Ce mardi 25 octobre, les manifestations ont commencé au Soudan pour marquer le 1er anniversaire du putsch et réclamer un gouvernement civil à même de sortir le pays de l’ornière, malgré la coupure de la connexion internet.
Il y a un an jour pour jour, le chef de l’armée, le général Abdel Fattah al-Burhane, rompait tous les engagements pris deux ans auparavant au Soudan, pays plongé dans une grave crise économique.
A l’aube, il faisait arrêter les dirigeants civils avec lesquels il avait accepté de partager le pouvoir quand, en 2019, l’armée avait été forcée par la rue de déposer l’un des siens, le dictateur Omar el-Béchir après trois décennies au pouvoir.
Depuis à chaque mobilisation contre le coup d’Etat, la connexion internet est interrompue, comme cela est de nouveau le cas mardi.
« Malgré tout, des centaines d’élèves et d’étudiants sont sortis à Atbara », a indiqué à l’AFP Adel Mohammed, un résident de la ville située à 350 km au nord de Khartoum.
Sous des drapeaux soudanais, ils ont scandé : « Les militaires à la caserne » et « Le pouvoir au civil ».
La veille au soir, des cortèges sont sortis dans Khartoum, ses banlieues et plusieurs villes pour appeler à la mobilisation.
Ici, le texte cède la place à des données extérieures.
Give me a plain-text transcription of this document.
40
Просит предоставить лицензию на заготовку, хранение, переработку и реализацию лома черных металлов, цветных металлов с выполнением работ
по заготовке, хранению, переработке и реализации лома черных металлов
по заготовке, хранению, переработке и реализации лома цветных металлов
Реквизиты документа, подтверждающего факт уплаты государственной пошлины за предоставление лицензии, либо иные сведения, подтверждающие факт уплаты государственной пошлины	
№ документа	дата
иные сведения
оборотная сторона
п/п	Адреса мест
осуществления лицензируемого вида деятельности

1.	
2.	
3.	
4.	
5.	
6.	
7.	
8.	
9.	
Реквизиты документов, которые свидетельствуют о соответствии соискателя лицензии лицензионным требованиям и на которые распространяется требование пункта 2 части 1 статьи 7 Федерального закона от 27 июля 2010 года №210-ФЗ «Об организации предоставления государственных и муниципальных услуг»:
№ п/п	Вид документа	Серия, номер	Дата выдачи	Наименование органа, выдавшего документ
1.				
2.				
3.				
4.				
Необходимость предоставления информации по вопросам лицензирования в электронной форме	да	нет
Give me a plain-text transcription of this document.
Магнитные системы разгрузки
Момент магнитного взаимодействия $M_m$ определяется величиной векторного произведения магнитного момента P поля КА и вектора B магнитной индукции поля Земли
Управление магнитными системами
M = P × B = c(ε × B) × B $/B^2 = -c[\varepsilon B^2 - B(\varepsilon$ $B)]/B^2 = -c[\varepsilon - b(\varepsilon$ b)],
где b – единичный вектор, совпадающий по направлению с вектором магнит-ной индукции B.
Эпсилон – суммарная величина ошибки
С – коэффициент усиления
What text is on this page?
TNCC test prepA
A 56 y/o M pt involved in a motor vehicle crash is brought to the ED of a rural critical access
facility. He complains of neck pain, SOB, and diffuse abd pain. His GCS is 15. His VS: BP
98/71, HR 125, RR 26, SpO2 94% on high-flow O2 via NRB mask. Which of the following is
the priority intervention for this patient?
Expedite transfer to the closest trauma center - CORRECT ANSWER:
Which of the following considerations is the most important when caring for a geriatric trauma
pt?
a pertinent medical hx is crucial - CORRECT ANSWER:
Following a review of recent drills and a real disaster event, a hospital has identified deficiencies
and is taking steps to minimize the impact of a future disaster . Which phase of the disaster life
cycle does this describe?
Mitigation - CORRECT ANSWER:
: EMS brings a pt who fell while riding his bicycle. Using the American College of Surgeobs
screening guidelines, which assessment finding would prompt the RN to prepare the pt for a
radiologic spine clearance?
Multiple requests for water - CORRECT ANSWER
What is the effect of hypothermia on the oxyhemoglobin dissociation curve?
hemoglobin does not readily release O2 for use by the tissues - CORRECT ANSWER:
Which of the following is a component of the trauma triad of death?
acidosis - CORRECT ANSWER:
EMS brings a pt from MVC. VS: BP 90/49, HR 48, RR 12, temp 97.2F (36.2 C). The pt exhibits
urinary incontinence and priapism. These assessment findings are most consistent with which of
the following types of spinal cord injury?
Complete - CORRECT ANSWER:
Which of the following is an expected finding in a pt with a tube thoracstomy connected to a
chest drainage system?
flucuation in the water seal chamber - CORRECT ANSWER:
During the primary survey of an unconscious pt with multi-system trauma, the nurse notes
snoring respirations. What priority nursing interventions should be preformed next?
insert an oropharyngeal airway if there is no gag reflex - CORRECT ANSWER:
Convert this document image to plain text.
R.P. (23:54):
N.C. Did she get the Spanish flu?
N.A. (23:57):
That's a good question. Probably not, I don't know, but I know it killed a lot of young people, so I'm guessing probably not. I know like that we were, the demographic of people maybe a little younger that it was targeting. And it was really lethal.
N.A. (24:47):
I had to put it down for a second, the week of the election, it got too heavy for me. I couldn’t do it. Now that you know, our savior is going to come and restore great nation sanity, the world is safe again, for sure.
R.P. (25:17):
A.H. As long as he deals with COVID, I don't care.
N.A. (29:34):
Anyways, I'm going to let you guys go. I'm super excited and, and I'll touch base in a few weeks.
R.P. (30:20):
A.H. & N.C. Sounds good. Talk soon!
En prévision, le gouvernorat de Khartoum a décrété une journée chômée dans l’ensemble des administrations et des écoles.
Depuis un an, les manifestants et militants prodémocratie bravent chaque semaine la répression. En un an, 118 protestataires sont morts en réclamant le retour au pouvoir des civils, condition sine qua non pour la reprise de l’aide internationale interrompue en rétorsion au putsch.
Pas le luxe
Car la situation économique du pays, l’un des plus pauvres au monde, est catastrophique.
Entre inflation à trois chiffres et pénuries alimentaires, un tiers des 45 millions d’habitants souffrent de la faim. C’est 50% de plus qu’il y a un an, souligne le Programme alimentaire mondial (PAM).
« Le prix du panier alimentaire minimum a augmenté de 137% en un an, forçant quasiment tous les foyers à consacrer plus des deux tiers de leurs revenus à la nourriture », ajoute le PAM.
Outre les conditions de vie difficiles, de nombreux Soudanais s’inquiètent, trois ans après la « révolution de 2019 », du retour de la dictature islamo-militaire.
Car depuis le putsch, plusieurs fidèles de M. Béchir, aujourd’hui en prison, ont retrouvé leurs postes, notamment à la Justice qui mène actuellement le procès de l’ex-président.
Le pays nage dans l’incertitude. Aucun observateur n’imagine possible la tenue des élections promises à l’été 2023, aucune figure politique ne semble jusqu’ici prête à rejoindre le gouvernement civil régulièrement promis par le général Burhane et les médiations internationales et feuilles de route proposées localement n’ont pas abouti.
« Le Soudan n’a pas le luxe de se permettre des jeux à somme nulle et des manœuvres politiques », a souligné Volker Perthes, l’émissaire de l’ONU au Soudan. « Les acteurs politiques doivent mettre leurs différends de côté et se concentrer sur l’intérêt des Soudanais ».
Vendredi dernier, des milliers d’entre eux ont pris la rue pour commémorer le 58e anniversaire de la première « révolution » ayant renversé un pouvoir militaire. Une gageure dans un pays à l’histoire rythmée par les coups d’Etat et quasiment sans discontinuer sous la coupe de généraux.
Conflits meurtriers
Dans leurs appels à manifester, les militants promettent que « les défilés du 25 octobre seront l’annonce de la fin de l’ère des putschistes, sans possibilité de retour, l’annonce de la constitution d’un Soudan civil et démocratique ».
Lundi 24 octobre, les ambassades occidentales ont appelé « les autorités à respecter la liberté d’opinion et le droit de rassemblement pacifique ». Et surtout à « ne pas utiliser la force, dans un communiqué « condamnant la mort d’un manifestant dimanche ».
Avec les forces de sécurité mobilisées pour les protestations, les experts estiment que le vide sécuritaire a laissé prospérer les conflits tribaux dans plusieurs régions. Ces combats à l’arme automatique généralement pour l’accès à la terre et à l’eau ont fait depuis le début de l’année près de 600 morts et plus de 210.000 déplacés, selon l’ONU.
Plusieurs milliers de Soudanais ont manifesté au Nil Bleu (sud), où « 250 personnes ont été tuées » la semaine dernière dans de nouveaux combats tribaux.